Thomas Nickles Project is pleased to announce Incomplete Trajectories, an exhibition of new work by Ernesto García Sánchez and Roger Toledo, on view from March 27 until May 11, 2025. Both artists push the boundaries of traditional painting by breaking down and reassembling its core elements to create fresh perspectives on form, color, and meaning. Moving beyond narrative representation, they experiment with structure and composition to rethink expectations of how we see and understand art. 

 

García Sánchez deconstructs the form of painting by isolating its essential elements – color, line, shape, form, texture, space – only to reconstruct them in new and unexpected formats. His practice is rooted in daily observation and experimentation rather than adhering to rigid narratives. “I dedicate my life to doing and not to narrating,” he states, describing his obsession with synthesis and the creation of a “filtered reality” where only shapes exist, devoid of identity or conflict. This minimalist abstraction extends to the manipulation of materials, with some works incorporating hinges to allow movement, while others juxtapose contrasting colors and textures to subvert conventional pictorial space.

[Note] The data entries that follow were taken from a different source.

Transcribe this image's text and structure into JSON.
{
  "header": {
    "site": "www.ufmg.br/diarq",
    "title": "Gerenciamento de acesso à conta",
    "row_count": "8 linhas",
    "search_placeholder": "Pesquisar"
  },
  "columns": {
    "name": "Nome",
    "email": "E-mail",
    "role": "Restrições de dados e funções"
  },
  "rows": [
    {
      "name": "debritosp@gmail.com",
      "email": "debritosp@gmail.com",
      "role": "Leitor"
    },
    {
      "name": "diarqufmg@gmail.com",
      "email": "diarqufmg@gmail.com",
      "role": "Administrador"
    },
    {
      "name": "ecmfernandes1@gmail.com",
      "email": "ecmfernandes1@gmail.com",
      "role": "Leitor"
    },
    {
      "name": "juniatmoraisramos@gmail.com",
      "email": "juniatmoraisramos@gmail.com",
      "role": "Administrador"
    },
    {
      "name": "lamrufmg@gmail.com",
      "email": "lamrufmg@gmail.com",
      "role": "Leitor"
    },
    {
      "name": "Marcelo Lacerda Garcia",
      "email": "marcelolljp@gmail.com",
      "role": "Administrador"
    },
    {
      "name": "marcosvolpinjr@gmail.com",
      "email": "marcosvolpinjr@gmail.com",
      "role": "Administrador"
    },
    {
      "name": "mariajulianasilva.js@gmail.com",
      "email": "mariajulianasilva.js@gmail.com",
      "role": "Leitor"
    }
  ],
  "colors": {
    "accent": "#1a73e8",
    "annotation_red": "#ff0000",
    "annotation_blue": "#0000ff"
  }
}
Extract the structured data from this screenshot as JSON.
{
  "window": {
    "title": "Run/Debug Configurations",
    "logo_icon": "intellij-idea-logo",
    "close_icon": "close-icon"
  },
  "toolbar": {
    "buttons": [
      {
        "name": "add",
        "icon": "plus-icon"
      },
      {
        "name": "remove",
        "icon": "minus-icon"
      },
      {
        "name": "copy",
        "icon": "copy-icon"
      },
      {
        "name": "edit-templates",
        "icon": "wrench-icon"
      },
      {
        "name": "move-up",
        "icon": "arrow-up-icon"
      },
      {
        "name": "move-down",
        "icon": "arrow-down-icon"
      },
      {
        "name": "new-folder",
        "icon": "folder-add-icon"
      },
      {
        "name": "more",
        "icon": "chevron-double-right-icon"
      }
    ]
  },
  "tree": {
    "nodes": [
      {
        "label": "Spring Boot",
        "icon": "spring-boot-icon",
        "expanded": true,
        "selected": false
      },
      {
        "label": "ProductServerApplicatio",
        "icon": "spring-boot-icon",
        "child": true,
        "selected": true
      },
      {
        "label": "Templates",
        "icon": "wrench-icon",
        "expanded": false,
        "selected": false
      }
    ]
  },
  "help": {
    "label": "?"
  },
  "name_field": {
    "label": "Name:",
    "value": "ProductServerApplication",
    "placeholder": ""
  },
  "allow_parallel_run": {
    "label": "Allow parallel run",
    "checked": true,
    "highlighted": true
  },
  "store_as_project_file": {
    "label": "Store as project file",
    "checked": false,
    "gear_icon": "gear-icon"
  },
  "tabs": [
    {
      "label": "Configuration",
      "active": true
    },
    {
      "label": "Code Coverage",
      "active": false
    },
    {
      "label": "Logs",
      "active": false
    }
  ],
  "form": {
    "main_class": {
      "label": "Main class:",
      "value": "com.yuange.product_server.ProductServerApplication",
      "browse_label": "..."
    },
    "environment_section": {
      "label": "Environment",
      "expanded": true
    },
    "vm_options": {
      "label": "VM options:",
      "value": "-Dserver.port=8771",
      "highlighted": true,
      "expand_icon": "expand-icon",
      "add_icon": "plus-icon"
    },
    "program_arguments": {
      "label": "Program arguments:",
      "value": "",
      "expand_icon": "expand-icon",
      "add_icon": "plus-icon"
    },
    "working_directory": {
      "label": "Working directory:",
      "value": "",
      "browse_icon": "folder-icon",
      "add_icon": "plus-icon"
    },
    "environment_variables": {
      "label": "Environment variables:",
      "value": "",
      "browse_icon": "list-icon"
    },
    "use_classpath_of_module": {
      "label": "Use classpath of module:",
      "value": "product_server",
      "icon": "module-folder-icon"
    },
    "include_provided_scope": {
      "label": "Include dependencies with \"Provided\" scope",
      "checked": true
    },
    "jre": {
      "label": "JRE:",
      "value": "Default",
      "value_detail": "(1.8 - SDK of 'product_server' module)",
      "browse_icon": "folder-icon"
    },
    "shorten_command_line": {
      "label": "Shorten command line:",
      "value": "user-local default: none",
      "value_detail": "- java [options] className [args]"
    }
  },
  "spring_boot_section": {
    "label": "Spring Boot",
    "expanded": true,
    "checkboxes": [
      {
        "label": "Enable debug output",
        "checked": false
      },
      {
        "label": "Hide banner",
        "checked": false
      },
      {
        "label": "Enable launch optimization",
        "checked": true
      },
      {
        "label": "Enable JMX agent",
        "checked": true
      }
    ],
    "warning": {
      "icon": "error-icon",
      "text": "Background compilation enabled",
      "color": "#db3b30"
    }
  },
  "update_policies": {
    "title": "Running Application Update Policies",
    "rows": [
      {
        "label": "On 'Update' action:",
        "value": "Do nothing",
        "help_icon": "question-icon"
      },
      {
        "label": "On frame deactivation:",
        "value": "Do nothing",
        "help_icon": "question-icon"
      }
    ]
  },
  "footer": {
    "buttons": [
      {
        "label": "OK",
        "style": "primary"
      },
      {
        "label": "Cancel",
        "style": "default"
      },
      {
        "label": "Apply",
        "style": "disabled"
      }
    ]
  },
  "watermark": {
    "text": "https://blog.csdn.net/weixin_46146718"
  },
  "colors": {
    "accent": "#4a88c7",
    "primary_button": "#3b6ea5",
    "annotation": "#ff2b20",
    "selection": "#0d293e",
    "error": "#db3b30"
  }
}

By reframing painting as a dynamic system of shifting relations rather than a fixed image, García Sánchez questions the constraints of the medium, embracing geometry and fractals to drive a continuous process of discovery.

 

Toledo, on the other hand, engages the cube as both a structure and a conceptual framework, exploring its permutations as an “incomplete structure.” His investigation began in 2008 while studying at Instituto Superior de Art (ISA) with his Homage to LeWitt series, which, under critique, prompted questioning about the necessity to revisit a form that Sol LeWitt had already “exploited to the point of exhaustion.” This led Toledo to interrogate notions of artistic freedom and constraint, pushing him to redefine the cube as a space of both limitation and possibility. Carrying this framework into his next body of work, Toledo approached landscape painting as a systemic study of color, using the cube to meticulously isolate hues to reconceive the natural world. Over time, this exploration became increasingly granular, culminating in the pixel as the fundamental building block of color. For Toledo, the pixel becomes a site of continuous experimentation, where each iteration remains intentionally unresolved yet moving toward new possibilities. Through various mediums, Toledo’s evolving practice continues to navigate the tension between form and flux, challenging existing notions of completeness.

 

Together, García Sánchez and Toledo engage in an intellectual exercise that challenges not only the parameters of visual representation, but also the constructed realities we take for granted. By investigating the formal components of visual art, their works suggest that just as artistic elements can be rearranged, so too can the systems and norms that shape our world.  

 

Incomplete Trajectories invites viewers to embrace uncertainty and the potential for change. Through relentless experimentation, García Sánchez and Toledo remind us that perception is fluid, making space to push boundaries until they become new realities.